Wacana mengenai ikrar “tobat” ini pun mendapatkan tanggapan beragam, salah satunya dari Anggota Komisi VIII dari Fraksi Partai Keadilan Sejahtera (PKS), Raihan Iskandar. Menurutnya para pengungsi Syiah dapat melakukan syarat tersebut jika mau hak-haknya dilindungi. Menurut Raihan, pengungsi Syiah juga seharusnya bisa menghormati kemapanan sosial yang sudah ada di Sampang, Jawa Timur, tempat asal mereka. Dengan adanya ikrar itu, Raihan menilai proses rekonsiliasi bisa berhasil dilakukan.

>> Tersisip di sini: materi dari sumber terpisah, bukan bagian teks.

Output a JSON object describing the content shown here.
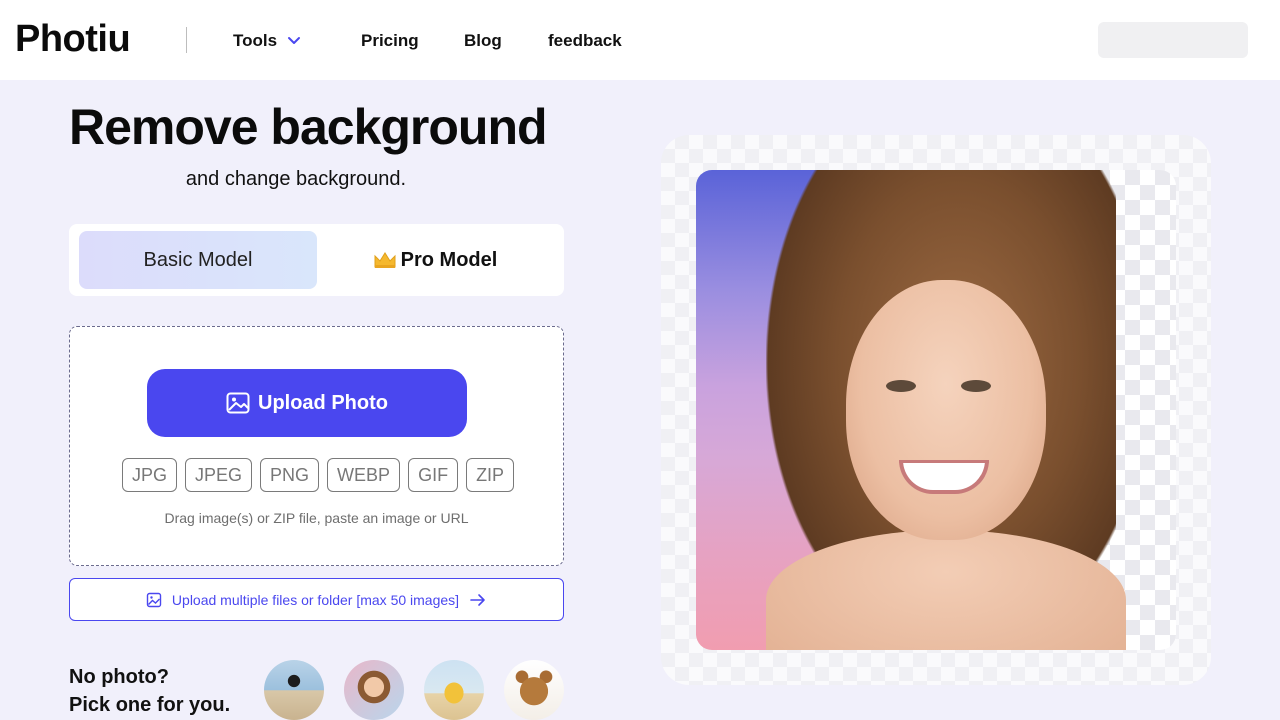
{
  "header": {
    "logo": "Photiu",
    "nav": {
      "tools": "Tools",
      "pricing": "Pricing",
      "blog": "Blog",
      "feedback": "feedback"
    }
  },
  "hero": {
    "title": "Remove background",
    "subtitle": "and change background."
  },
  "models": {
    "basic": "Basic Model",
    "pro": "Pro Model",
    "pro_icon": "crown-icon",
    "selected": "Basic Model"
  },
  "upload": {
    "button": "Upload Photo",
    "button_icon": "image-icon",
    "formats": [
      "JPG",
      "JPEG",
      "PNG",
      "WEBP",
      "GIF",
      "ZIP"
    ],
    "hint": "Drag image(s) or ZIP file, paste an image or URL",
    "multi": "Upload multiple files or folder [max 50 images]"
  },
  "samples": {
    "prompt_line1": "No photo?",
    "prompt_line2": "Pick one for you."
  },
  "colors": {
    "accent": "#4a47ef",
    "page_bg": "#f1f0fb"
  }
}
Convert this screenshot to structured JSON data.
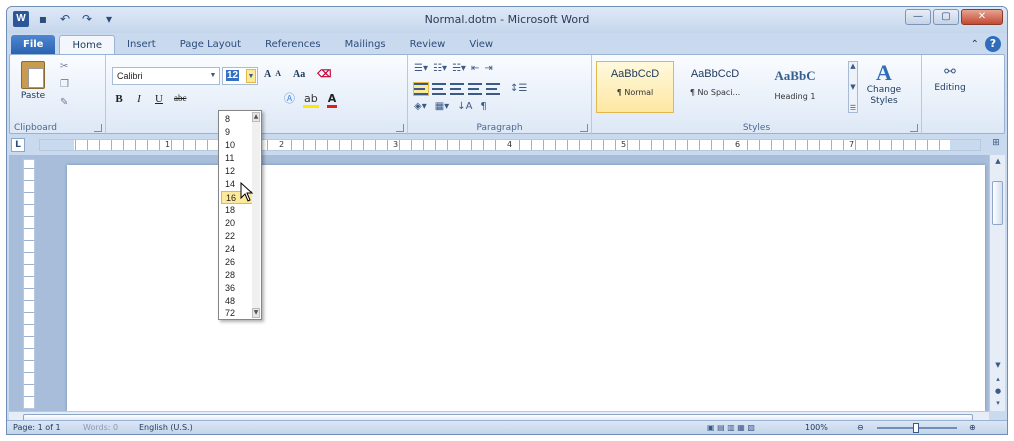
{
  "title": "Normal.dotm - Microsoft Word",
  "app_logo": "W",
  "window_controls": {
    "minimize": "—",
    "maximize": "▢",
    "close": "✕"
  },
  "tabs": [
    {
      "label": "File"
    },
    {
      "label": "Home"
    },
    {
      "label": "Insert"
    },
    {
      "label": "Page Layout"
    },
    {
      "label": "References"
    },
    {
      "label": "Mailings"
    },
    {
      "label": "Review"
    },
    {
      "label": "View"
    }
  ],
  "ribbon": {
    "clipboard": {
      "label": "Clipboard",
      "paste": "Paste"
    },
    "font": {
      "name": "Calibri",
      "size": "12",
      "grow": "A",
      "shrink": "A",
      "change_case": "Aa",
      "bold": "B",
      "italic": "I",
      "underline": "U",
      "strike": "abc"
    },
    "paragraph": {
      "label": "Paragraph"
    },
    "styles": {
      "label": "Styles",
      "items": [
        {
          "preview": "AaBbCcD",
          "name": "¶ Normal"
        },
        {
          "preview": "AaBbCcD",
          "name": "¶ No Spaci..."
        },
        {
          "preview": "AaBbC",
          "name": "Heading 1"
        }
      ],
      "change_styles": "Change Styles"
    },
    "editing": {
      "label": "Editing"
    }
  },
  "ruler_numbers": [
    "1",
    "2",
    "3",
    "4",
    "5",
    "6",
    "7"
  ],
  "font_size_dropdown": {
    "options": [
      "8",
      "9",
      "10",
      "11",
      "12",
      "14",
      "16",
      "18",
      "20",
      "22",
      "24",
      "26",
      "28",
      "36",
      "48",
      "72"
    ],
    "hovered": "16"
  },
  "status": {
    "page": "Page: 1 of 1",
    "words": "Words: 0",
    "language": "English (U.S.)",
    "zoom": "100%"
  },
  "colors": {
    "accent": "#2b579a",
    "font_color": "#e02020",
    "highlight": "#ffe800"
  }
}
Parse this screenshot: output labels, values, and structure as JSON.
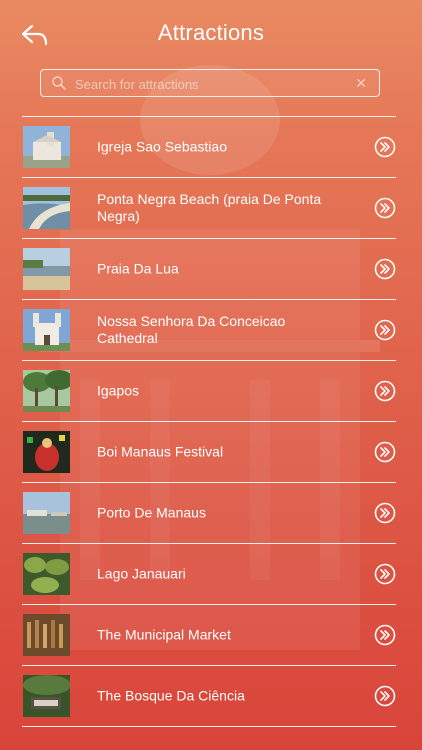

Menurutnya, jika para pengungsi tidak bersedia untuk pindah keyakinan, mereka dapat melapor ke Kementerian Agama agar Syiah dijadikan agama baru. Jika ternyata ada aliran baru di tengah masyarakat yang berlainan, maka hal ini kontraproduktif atas keharmonisan yang sudah terbentuk. Menurutnya, dalam membangun kebhinekaan di Indonesia juga harus dipahami bahwa perbedaan itu jangan menabrak kemapanan sosial yang sudah ada. (13/8/2013).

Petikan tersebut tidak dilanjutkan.